A few examples of surficial accumulations highlighted here on Figure 1 illustrate their exceptional qualities. Among others, these accumulations represent biomineralized remains that are easy to access and do not require expensive sampling machinery (Fig. 1.1, 1.2, 1.4, 1.5, and 1.6). Also, they often provide us with copious quantities of specimens that can be sampled from a single spot (e.g., Fig. 1.2, 1.3, 1.6, and 1.7), and the material is typically preserved exceedingly well; for example, articulated skeletons of vertebrates (Fig. 1.1) or ligament-preserving shells of freshwater mussels (Fig. 1.4) are not uncommon. Finally, these accumulations can be found in a broad spectrum of environmental and depositional settings—from eolian dunes (Fig. 1.5 and 1.6), through river banks (Fig. 1.4), down to various marine habitats, from supratidal mud flats (Fig. 1.1) to open-shelf subtidal seafloors (Fig. 1.7).

To be sure, the wanton abundance of bioskeletal remains has been appreciated since the dawn of science. Starting with Aristotle and da Vinci, biologists and geologists have paid continuing attention to those surficial graveyards. However, only recently, have we begun to appreciate in full the wealth of historical data contained within shells, tests, bones, and other bio-remains scattered on the surface of our planet. This is for two reasons. First, geochronologic and sclerochronologic efforts of the last decades have demonstrated, repeatedly, that the youngest fossils yield continuous, multi-centennial to multi-millennia records of the most recent geological past (e.g., Flessa et al., 1993; Lazareth et al., 2000; Kowalewski et al., 2000; Carroll et al., 2003; Kidwell et al., 2005; Schöne et al., 2005; Kosnik et al., 2007; Yanes et al., 2007). Second, rapid advances in analytical instrumentation have provided us with increasingly diverse, sophisticated, and affordable techniques for dating, analyzing, and interpreting bio-remains left behind by dead organisms (e.g., Dettman and Lohmann, 1995; Kaufman and Manley, 1998; Riciputi et al., 1998; Lazareth et al., 2000; Rodland et al., 2003; Fiebig et al., 2005; Carroll et al., 2006; Fox et al., 2007; Schiffbauer and Xiao, in press). These and related analytical and conceptual advancements make it now possible to use the dead to help the living.
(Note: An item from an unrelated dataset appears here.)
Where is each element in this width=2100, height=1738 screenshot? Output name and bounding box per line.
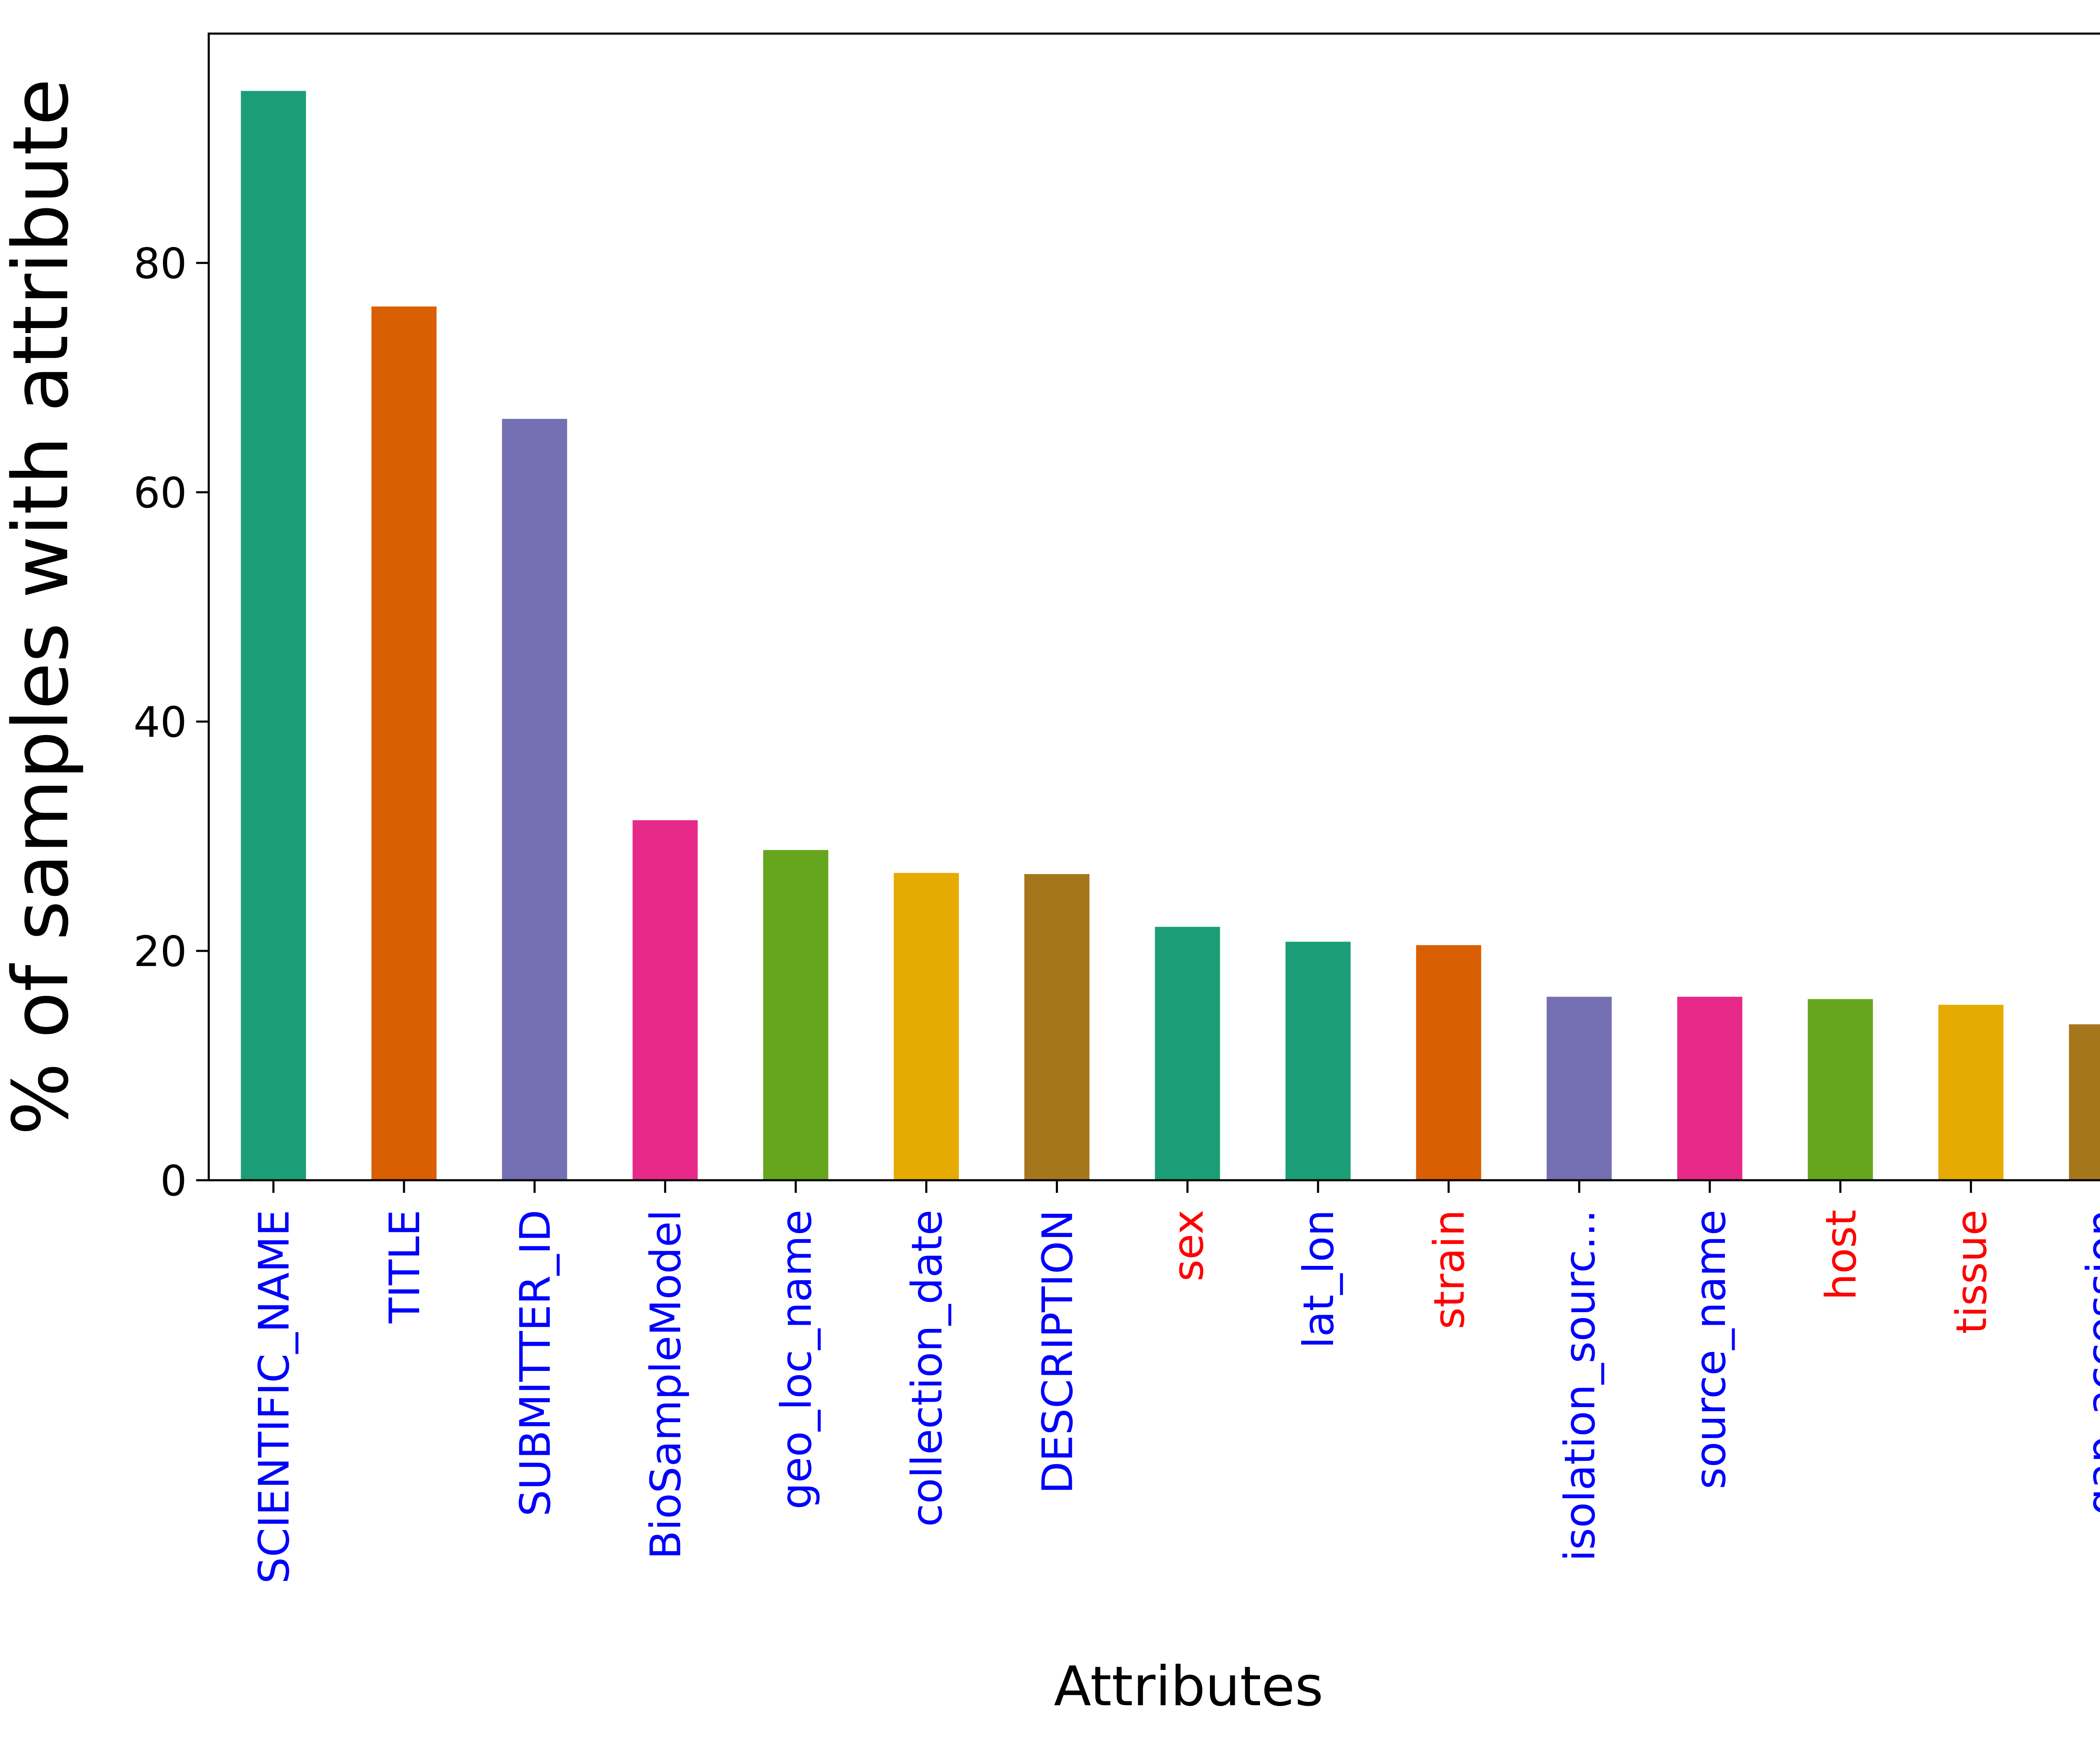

That is, skeletal remains offer a quantifiable reference baseline that can help us to understand the living communities, assess the efficacy of restoration efforts, and, ultimately, protect their future. Just as important, this “Conservation Paleobiology” approach—as some refer to it nowadays (e.g., Flessa, 2002)—has a virtue of being partly or completely non-invasive. This is because conservation paleobiology involves sampling efforts that often do not require killing, or even disturbing notably, living biota.

Here, I review briefly eco-environmental information that can be extracted from the youngest (surficial) fossil record, with particular focus on shell-producing macro-invertebrates, although other types of macroscopic remains (bones, plants, etc.) will be discussed briefly when relevant. However, micropaleontological approaches to conservation paleobiology (subfossil pollen, test of plankton, etc.) are not discussed in this chapter. In addition, multiple case studies will be used to illustrate ways in which skeletal remains can be employed to augment our understanding of eco-environmental changes over centennial-to-millennial time scales. The main goal here is to highlight the unique historical potential of the data that can be provided by the youngest fossil record (e.g., Kowalewski et al., 2000; Jackson et al., 2001; Brown et al., 2005; Kidwell, 2007). After all, the historical perspective that reaches back in time far beyond the industrial revolution is necessary for the realistic assessment and effective mitigation of widespread anthropogenic changes occurring on our planet today (see especially Jackson et al., 2001; Pandolfiet al., 2003; Flessa et al., 2005; Flessa and Jackson, 2005).